Aspirin and some other nonsteroidal anti-inflammatory drugs inhibit cystic fibrosis transmembrane conductance regulator protein gene expression in T-84 cells.

Cystic fibrosis (CF) is caused by mutations in the CF gene, which encodes CF transmembrane conductance regulator protein (CFTR), a transmembrane protein that acts as a cAMP-regulated chloride channel The disease is characterized by inflammation but the relationship between inflammation, abnormal transepithelial ion transport, and the clinical manifestations of CF are uncertain.

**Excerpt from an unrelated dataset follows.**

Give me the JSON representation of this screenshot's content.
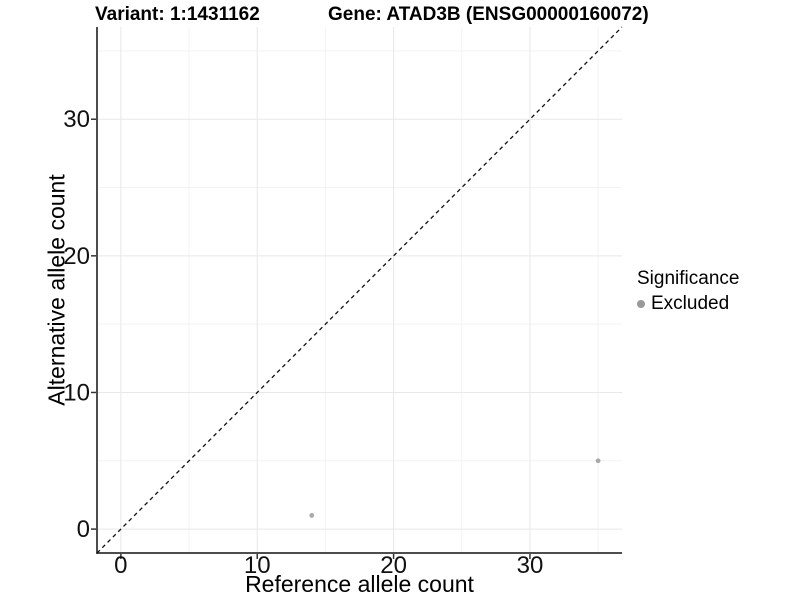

The present study was undertaken to determine whether three nonsteroidal anti-inflammatory drugs (NSAIDs) (aspirin, ibuprofen, and indomethacin) modulate CFTR gene expression in T-84 cells. Treatment with NSAIDs reduced CFTR transcripts, and decreased cAMP-stimulated anion fluxes, an index of CFTR function. However, the two phenomena occurred at different concentrations of both drugs. The results indicate that NSAIDs can regulate both CFTR gene expression and the function of CFTR-related chloride transport, and suggest that NSAIDs act via multiple transduction pathways.